Marathi actor to open centre for special children

Published: Dec 17, 2011, 06:54 IST | Rinkita Gurav |

BMC allots structure in Andheri to Ajinkya Deo for institute to treat brain disorder; centre to use procedures adopted in US but at fraction of the cost

BMC allots structure in Andheri to Ajinkya Deo for institute to treat brain disorder; centre to use procedures adopted in US but at fraction of the cost

The past few months have been anxious for Marathi actor Ajinkya Deo. But his dream has been fulfilled.
Deo wanted to start an institute for children suffering from brain disorder, deprived of a proper treatment in the country.

The municipal corporation welfare centre at Veera Desai road will now house the centre for special children started by Marathi actor Ajinkya Deo

And now, the civic body has leased out one of its structures in Andheri (West) for the purpose and will pass the resolution in a meeting today.

The actor had approached the civic authority, asking it to grant him a place in the suburbs to build a school for children diagnosed with the disorder after seeing an improvement in his 14-year-old daughter Tanaya, who was diagnosed with a brain disorder called global development delay.
"The municipal commissioner has sanctioned the proposal and we are waiting for the official letter to come in hand," said Ajinkya Deo.

Asserting the same, Rahul Shewale, BMC's standing committee chairman, said, "The commissioner sanctioned the proposal last month. The resolution will be passed in the group leaders meeting today. There shouldn't be any hurdles, as it's for a social cause and we would inaugurate the work as soon as possible."

Ajinkya Deo

Deo, through his institute, intends to impart training to parents to deal with their child's disorder. Similarly, plans to conduct special workshops by initiating certain exercises that would stimulate the child's brain are on the cards.

After learning that his daughter's condition a brain disorder affecting the senses in the human body needs a certain form of training and care, the Deo family visited an institution for special children in America. After returning from there, they felt the desire to help other parents who are deprived of the facilities in the city.

"It's cumbersome and expensive for a middle class family to travel to America and bear the course fees. By bringing the techniques here, we would cut the cost factor.

We would charge a minimal amount from the parents to cover administration costs and a substantial part of the expenses will be borne by our charitable trust named after my grandmother, Sushilabai Nanasaheb. The aim is to make it possible for parents to see their children move, talk, react and enjoy themselves.

Although the treatment is rigorous, there has been growth and changes in my daughter.
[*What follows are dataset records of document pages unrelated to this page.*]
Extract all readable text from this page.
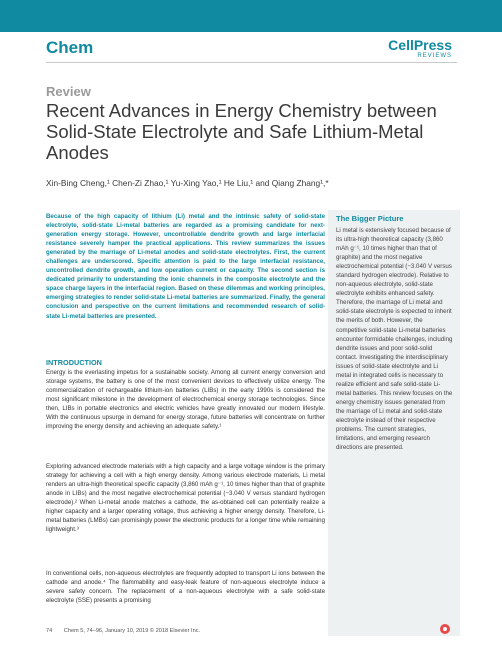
Chem	CellPress
REVIEWS
Review
Recent Advances in Energy Chemistry between Solid-State Electrolyte and Safe Lithium-Metal Anodes
Xin-Bing Cheng,¹ Chen-Zi Zhao,¹ Yu-Xing Yao,¹ He Liu,¹ and Qiang Zhang¹,*
Because of the high capacity of lithium (Li) metal and the intrinsic safety of solid-state electrolyte, solid-state Li-metal batteries are regarded as a promising candidate for next-generation energy storage. However, uncontrollable dendrite growth and large interfacial resistance severely hamper the practical applications. This review summarizes the issues generated by the marriage of Li-metal anodes and solid-state electrolytes. First, the current challenges are underscored. Specific attention is paid to the large interfacial resistance, uncontrolled dendrite growth, and low operation current or capacity. The second section is dedicated primarily to understanding the ionic channels in the composite electrolyte and the space charge layers in the interfacial region. Based on these dilemmas and working principles, emerging strategies to render solid-state Li-metal batteries are summarized. Finally, the general conclusion and perspective on the current limitations and recommended research of solid-state Li-metal batteries are presented.
INTRODUCTION
Energy is the everlasting impetus for a sustainable society. Among all current energy conversion and storage systems, the battery is one of the most convenient devices to effectively utilize energy. The commercialization of rechargeable lithium-ion batteries (LIBs) in the early 1990s is considered the most significant milestone in the development of electrochemical energy storage technologies. Since then, LIBs in portable electronics and electric vehicles have greatly innovated our modern lifestyle. With the continuous upsurge in demand for energy storage, future batteries will concentrate on further improving the energy density and achieving an adequate safety.¹
Exploring advanced electrode materials with a high capacity and a large voltage window is the primary strategy for achieving a cell with a high energy density. Among various electrode materials, Li metal renders an ultra-high theoretical specific capacity (3,860 mAh g⁻¹, 10 times higher than that of graphite anode in LIBs) and the most negative electrochemical potential (−3.040 V versus standard hydrogen electrode).² When Li-metal anode matches a cathode, the as-obtained cell can potentially realize a higher capacity and a larger operating voltage, thus achieving a higher energy density. Therefore, Li-metal batteries (LMBs) can promisingly power the electronic products for a longer time while remaining lightweight.³
In conventional cells, non-aqueous electrolytes are frequently adopted to transport Li ions between the cathode and anode.⁴ The flammability and easy-leak feature of non-aqueous electrolyte induce a severe safety concern. The replacement of a non-aqueous electrolyte with a safe solid-state electrolyte (SSE) presents a promising
The Bigger Picture
Li metal is extensively focused because of its ultra-high theoretical capacity (3,860 mAh g⁻¹, 10 times higher than that of graphite) and the most negative electrochemical potential (−3.040 V versus standard hydrogen electrode). Relative to non-aqueous electrolyte, solid-state electrolyte exhibits enhanced safety. Therefore, the marriage of Li metal and solid-state electrolyte is expected to inherit the merits of both. However, the competitive solid-state Li-metal batteries encounter formidable challenges, including dendrite issues and poor solid-solid contact. Investigating the interdisciplinary issues of solid-state electrolyte and Li metal in integrated cells is necessary to realize efficient and safe solid-state Li-metal batteries. This review focuses on the energy chemistry issues generated from the marriage of Li metal and solid-state electrolyte instead of their respective problems. The current strategies, limitations, and emerging research directions are presented.
74 Chem 5, 74–96, January 10, 2019 © 2018 Elsevier Inc.
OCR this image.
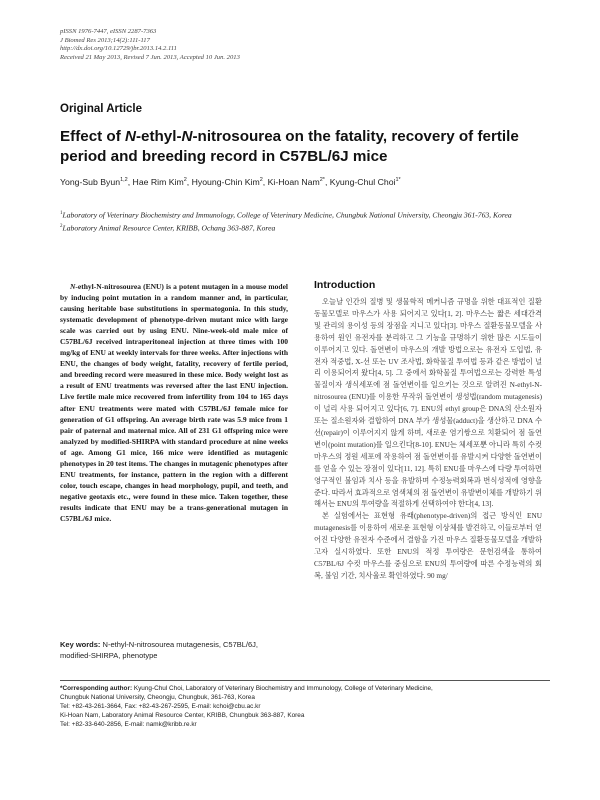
pISSN 1976-7447, eISSN 2287-7363
J Biomed Res 2013;14(2):111-117
http://dx.doi.org/10.12729/jbr.2013.14.2.111
Received 21 May 2013, Revised 7 Jun. 2013, Accepted 10 Jun. 2013
Original Article
Effect of N-ethyl-N-nitrosourea on the fatality, recovery of fertile period and breeding record in C57BL/6J mice
Yong-Sub Byun$^{1,2}$, Hae Rim Kim$^2$, Hyoung-Chin Kim$^2$, Ki-Hoan Nam$^{2*}$, Kyung-Chul Choi$^{1*}$
$^1$Laboratory of Veterinary Biochemistry and Immunology, College of Veterinary Medicine, Chungbuk National University, Cheongju 361-763, Korea
$^2$Laboratory Animal Resource Center, KRIBB, Ochang 363-887, Korea
N-ethyl-N-nitrosourea (ENU) is a potent mutagen in a mouse model by inducing point mutation in a random manner and, in particular, causing heritable base substitutions in spermatogonia. In this study, systematic development of phenotype-driven mutant mice with large scale was carried out by using ENU. Nine-week-old male mice of C57BL/6J received intraperitoneal injection at three times with 100 mg/kg of ENU at weekly intervals for three weeks. After injections with ENU, the changes of body weight, fatality, recovery of fertile period, and breeding record were measured in these mice. Body weight lost as a result of ENU treatments was reversed after the last ENU injection. Live fertile male mice recovered from infertility from 104 to 165 days after ENU treatments were mated with C57BL/6J female mice for generation of G1 offspring. An average birth rate was 5.9 mice from 1 pair of paternal and maternal mice. All of 231 G1 offspring mice were analyzed by modified-SHIRPA with standard procedure at nine weeks of age. Among G1 mice, 166 mice were identified as mutagenic phenotypes in 20 test items. The changes in mutagenic phenotypes after ENU treatments, for instance, pattern in the region with a different color, touch escape, changes in head morphology, pupil, and teeth, and negative geotaxis etc., were found in these mice. Taken together, these results indicate that ENU may be a trans-generational mutagen in C57BL/6J mice.
Key words: N-ethyl-N-nitrosourea mutagenesis, C57BL/6J, modified-SHIRPA, phenotype
Introduction

오늘날 인간의 질병 및 생물학적 메커니즘 규명을 위한 대표적인 질환동물모델로 마우스가 사용 되어지고 있다[1, 2]. 마우스는 짧은 세대간격 및 관리의 용이성 등의 장점을 지니고 있다[3]. 마우스 질환동물모델을 사용하여 원인 유전자를 분리하고 그 기능을 규명하기 위한 많은 시도들이 이루어지고 있다. 돌연변이 마우스의 개발 방법으로는 유전자 도입법, 유전자 적중법, X-선 또는 UV 조사법, 화학물질 투여법 등과 같은 방법이 널리 이용되어져 왔다[4, 5]. 그 중에서 화학물질 투여법으로는 강력한 특성 물질이자 생식세포에 점 돌연변이를 일으키는 것으로 알려진 N-ethyl-N-nitrosourea (ENU)를 이용한 무작위 돌연변이 생성법(random mutagenesis)이 널리 사용 되어지고 있다[6, 7]. ENU의 ethyl group은 DNA의 산소원자 또는 질소원자와 결합하여 DNA 부가 생성물(adduct)을 생산하고 DNA 수선(repair)이 이루어지지 않게 하며, 새로운 염기쌍으로 치환되어 점 돌연변이(point mutation)를 일으킨다[8-10]. ENU는 체세포뿐 아니라 특히 수컷 마우스의 정원 세포에 작용하여 점 돌연변이를 유발시켜 다양한 돌연변이를 얻을 수 있는 장점이 있다[11, 12]. 특히 ENU를 마우스에 다량 투여하면 영구적인 불임과 치사 등을 유발하며 수정능력회복과 번식성적에 영향을 준다. 따라서 효과적으로 염색체의 점 돌연변이 유발변이체를 개발하기 위해서는 ENU의 투여량을 적절하게 선택하여야 한다[4, 13].

본 실험에서는 표현형 유래(phenotype-driven)의 접근 방식인 ENU mutagenesis를 이용하여 새로운 표현형 이상체를 발견하고, 이들로부터 얻어진 다양한 유전자 수준에서 결함을 가진 마우스 질환동물모델을 개발하고자 실시하였다. 또한 ENU의 적정 투여량은 문헌검색을 통하여 C57BL/6J 수컷 마우스를 중심으로 ENU의 투여량에 따른 수정능력의 회복, 불임 기간, 치사율로 확인하였다. 90 mg/

*Corresponding author: Kyung-Chul Choi, Laboratory of Veterinary Biochemistry and Immunology, College of Veterinary Medicine,
Chungbuk National University, Cheongju, Chungbuk, 361-763, Korea
Tel: +82-43-261-3664, Fax: +82-43-267-2595, E-mail: kchoi@cbu.ac.kr
Ki-Hoan Nam, Laboratory Animal Resource Center, KRIBB, Chungbuk 363-887, Korea
Tel: +82-33-640-2856, E-mail: namk@kribb.re.kr
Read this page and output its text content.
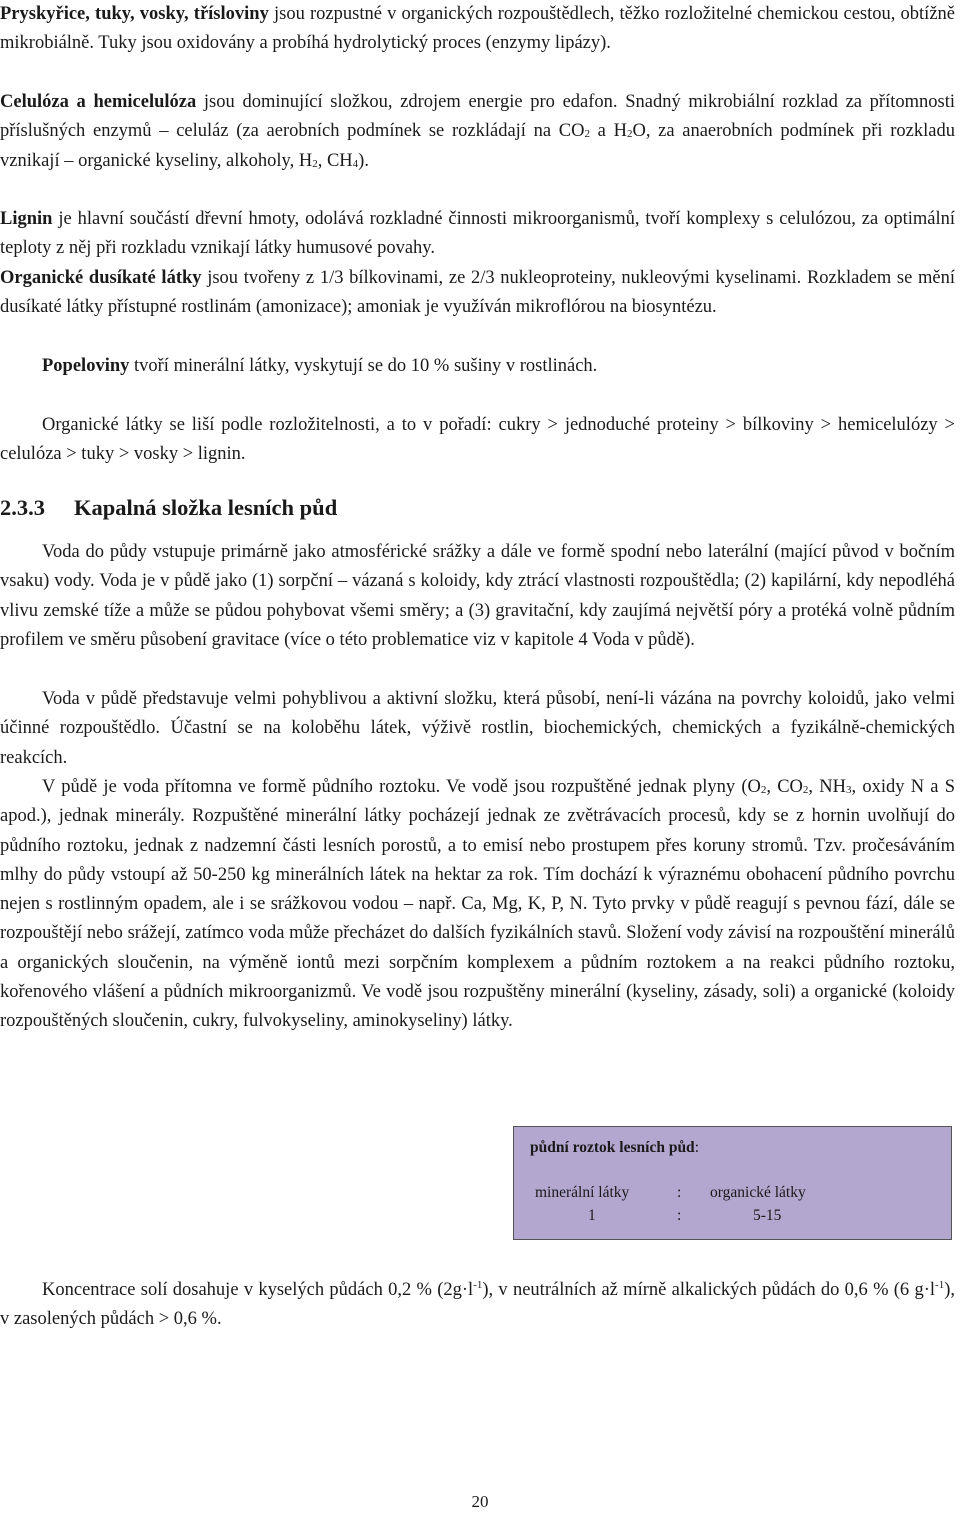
Pryskyřice, tuky, vosky, třísloviny jsou rozpustné v organických rozpouštědlech, těžko rozložitelné chemickou cestou, obtížně mikrobiálně. Tuky jsou oxidovány a probíhá hydrolytický proces (enzymy lipázy).

Celulóza a hemicelulóza jsou dominující složkou, zdrojem energie pro edafon. Snadný mikrobiální rozklad za přítomnosti příslušných enzymů – celuláz (za aerobních podmínek se rozkládají na $CO_2$ a $H_2O$, za anaerobních podmínek při rozkladu vznikají – organické kyseliny, alkoholy, $H_2$, $CH_4$).

Lignin je hlavní součástí dřevní hmoty, odolává rozkladné činnosti mikroorganismů, tvoří komplexy s celulózou, za optimální teploty z něj při rozkladu vznikají látky humusové povahy.

Organické dusíkaté látky jsou tvořeny z 1/3 bílkovinami, ze 2/3 nukleoproteiny, nukleovými kyselinami. Rozkladem se mění dusíkaté látky přístupné rostlinám (amonizace); amoniak je využíván mikroflórou na biosyntézu.

Popeloviny tvoří minerální látky, vyskytují se do 10 % sušiny v rostlinách.

Organické látky se liší podle rozložitelnosti, a to v pořadí: cukry > jednoduché proteiny > bílkoviny > hemicelulózy > celulóza > tuky > vosky > lignin.

2.3.3 Kapalná složka lesních půd

Voda do půdy vstupuje primárně jako atmosférické srážky a dále ve formě spodní nebo laterální (mající původ v bočním vsaku) vody. Voda je v půdě jako (1) sorpční – vázaná s koloidy, kdy ztrácí vlastnosti rozpouštědla; (2) kapilární, kdy nepodléhá vlivu zemské tíže a může se půdou pohybovat všemi směry; a (3) gravitační, kdy zaujímá největší póry a protéká volně půdním profilem ve směru působení gravitace (více o této problematice viz v kapitole 4 Voda v půdě).

Voda v půdě představuje velmi pohyblivou a aktivní složku, která působí, není-li vázána na povrchy koloidů, jako velmi účinné rozpouštědlo. Účastní se na koloběhu látek, výživě rostlin, biochemických, chemických a fyzikálně-chemických reakcích.

V půdě je voda přítomna ve formě půdního roztoku. Ve vodě jsou rozpuštěné jednak plyny ($O_2$, $CO_2$, $NH_3$, oxidy N a S apod.), jednak minerály. Rozpuštěné minerální látky pocházejí jednak ze zvětrávacích procesů, kdy se z hornin uvolňují do půdního roztoku, jednak z nadzemní části lesních porostů, a to emisí nebo prostupem přes koruny stromů. Tzv. pročesáváním mlhy do půdy vstoupí až 50-250 kg minerálních látek na hektar za rok. Tím dochází k výraznému obohacení půdního povrchu nejen s rostlinným opadem, ale i se srážkovou vodou – např. Ca, Mg, K, P, N. Tyto prvky v půdě reagují s pevnou fází, dále se rozpouštějí nebo srážejí, zatímco voda může přecházet do dalších fyzikálních stavů. Složení vody závisí na rozpouštění minerálů a organických sloučenin, na výměně iontů mezi sorpčním komplexem a půdním roztokem a na reakci půdního roztoku, kořenového vlášení a půdních mikroorganizmů. Ve vodě jsou rozpuštěny minerální (kyseliny, zásady, soli) a organické (koloidy rozpouštěných sloučenin, cukry, fulvokyseliny, aminokyseliny) látky.

půdní roztok lesních půd:
minerální látky	: organické látky
1	:	5-15

Koncentrace solí dosahuje v kyselých půdách 0,2 % $(2g\cdot l^{-1})$, v neutrálních až mírně alkalických půdách do 0,6 % (6 $g\cdot l^{-1}$), v zasolených půdách > 0,6 %.

20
Her thinking ability, her comprehensions have improved drastically," said Deo.

Tanaya who was immobile at the age of two, now walks. She loves sports and reading books. Deo says, "We have seen Tanaya grow and she is a person who loves socialising with people."

Meanwhile, a BMC official said, "Two centres in Andheri had been shortlisted. The corporation has now decided to hand over the Veera Desai centre. The building can be used as a welfare centre and can be modified and used by them in the future."